Wild Wonder vs Pure White
Wild Wonder (Dulux) and Pure White (Sherwin-Williams) come from different manufacturers. Hue-wise, Wild Wonder belongs to the beige family and Pure White to the beige-greige family. The 35-point LRV gap — 84 for Pure White vs 49 for Wild Wonder — means Pure White will open up a space more effectively. Both share a warm character, which means they'll respond to light and surrounding materials in similar ways. A ΔE of 25.9 puts these firmly in different territory — two distinct design choices rather than close alternatives. Below you'll find 3 real-room photo comparisons where both colors appear side by side, plus 5 simulated room previews.
Wild Wonder vs Pure White in Real Spaces
3 real rooms side by side. Seeing Wild Wonder and Pure White in actual rooms makes the difference concrete; browse the spaces below to get a feel for how each color lives on a wall.
Living Room
A living room wall sees more varied light than almost any other surface in the house, which makes the choice between these two more nuanced than a chip suggests. Pure White reflects noticeably more light off the walls, making the space read more open than Wild Wonder.
Bathroom
Small bathrooms intensify color. A shade that seems quiet in a larger room can feel immersive when you're surrounded by it on four walls. Pure White returns significantly more light to the room — in a smaller or darker space, that difference in perceived brightness is hard to miss.
Home Office
Home office walls matter more than most — you're looking at them all day, and a color that reads fine at first can become tiring over time.

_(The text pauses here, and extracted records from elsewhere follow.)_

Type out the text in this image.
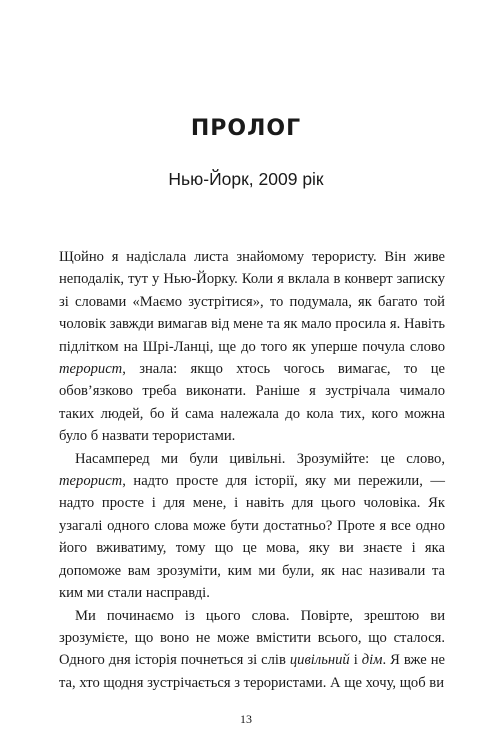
ПРОЛОГ
Нью-Йорк, 2009 рік

Щойно я надіслала листа знайомому терористу. Він живе неподалік, тут у Нью-Йорку. Коли я вклала в конверт записку зі словами «Маємо зустрітися», то подумала, як багато той чоловік завжди вимагав від мене та як мало просила я. Навіть підлітком на Шрі-Ланці, ще до того як уперше почула слово терорист, знала: якщо хтось чогось вимагає, то це обов’язково треба виконати. Раніше я зустрічала чимало таких людей, бо й сама належала до кола тих, кого можна було б назвати терористами.

Насамперед ми були цивільні. Зрозумійте: це слово, терорист, надто просте для історії, яку ми пережили, — надто просте і для мене, і навіть для цього чоловіка. Як узагалі одного слова може бути достатньо? Проте я все одно його вживатиму, тому що це мова, яку ви знаєте і яка допоможе вам зрозуміти, ким ми були, як нас називали та ким ми стали насправді.

Ми починаємо із цього слова. Повірте, зрештою ви зрозумієте, що воно не може вмістити всього, що сталося. Одного дня історія почнеться зі слів цивільний і дім. Я вже не та, хто щодня зустрічається з терористами. А ще хочу, щоб ви

13
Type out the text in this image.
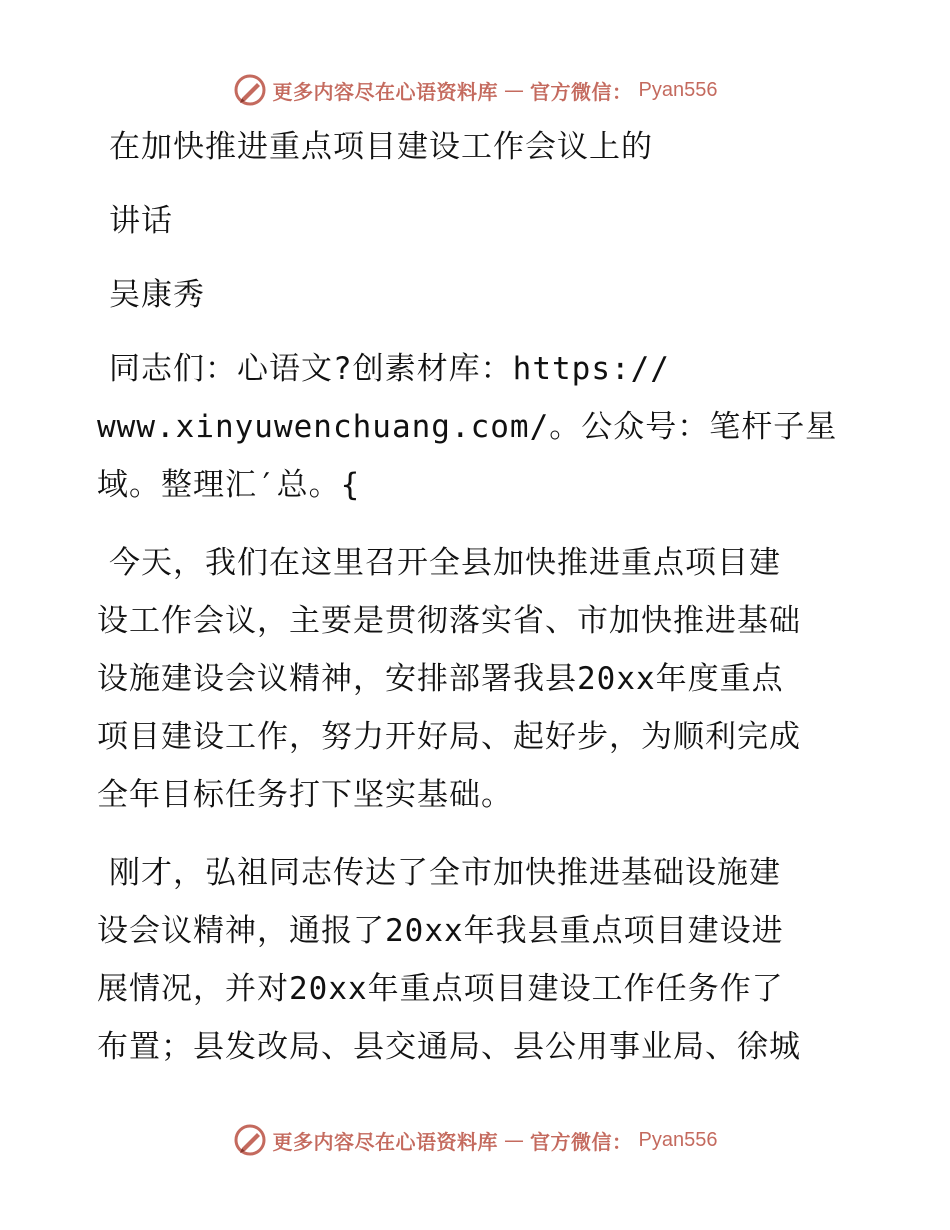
更多内容尽在心语资料库 — 官方微信： Pyan556
在加快推进重点项目建设工作会议上的
讲话
吴康秀
同志们：心语文?创素材库：https://
www.xinyuwenchuang.com/。公众号：笔杆子星
域。整理汇′总。{
今天，我们在这里召开全县加快推进重点项目建
设工作会议，主要是贯彻落实省、市加快推进基础
设施建设会议精神，安排部署我县20xx年度重点
项目建设工作，努力开好局、起好步，为顺利完成
全年目标任务打下坚实基础。
刚才，弘祖同志传达了全市加快推进基础设施建
设会议精神，通报了20xx年我县重点项目建设进
展情况，并对20xx年重点项目建设工作任务作了
布置；县发改局、县交通局、县公用事业局、徐城
更多内容尽在心语资料库 — 官方微信： Pyan556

Pure White returns significantly more light to the room — in a smaller or darker space, that difference in perceived brightness is hard to miss.
Color Details
Wild Wonder vs Pure White Simulated Comparison
5 simulated room previews — drag the slider on each to see Wild Wonder on one side and Pure White on the other.
Digital color is approximate. These simulations are generated from the manufacturer's hex values and overlaid on grayscale room photos — your screen's calibration, brightness, and viewing angle all affect how they render. Before committing to either color, test physical samples in your own space under the light you actually live with.
More Wild Wonder comparisons
See how Wild Wonder stacks up against other well-photographed colors across different brands and tones.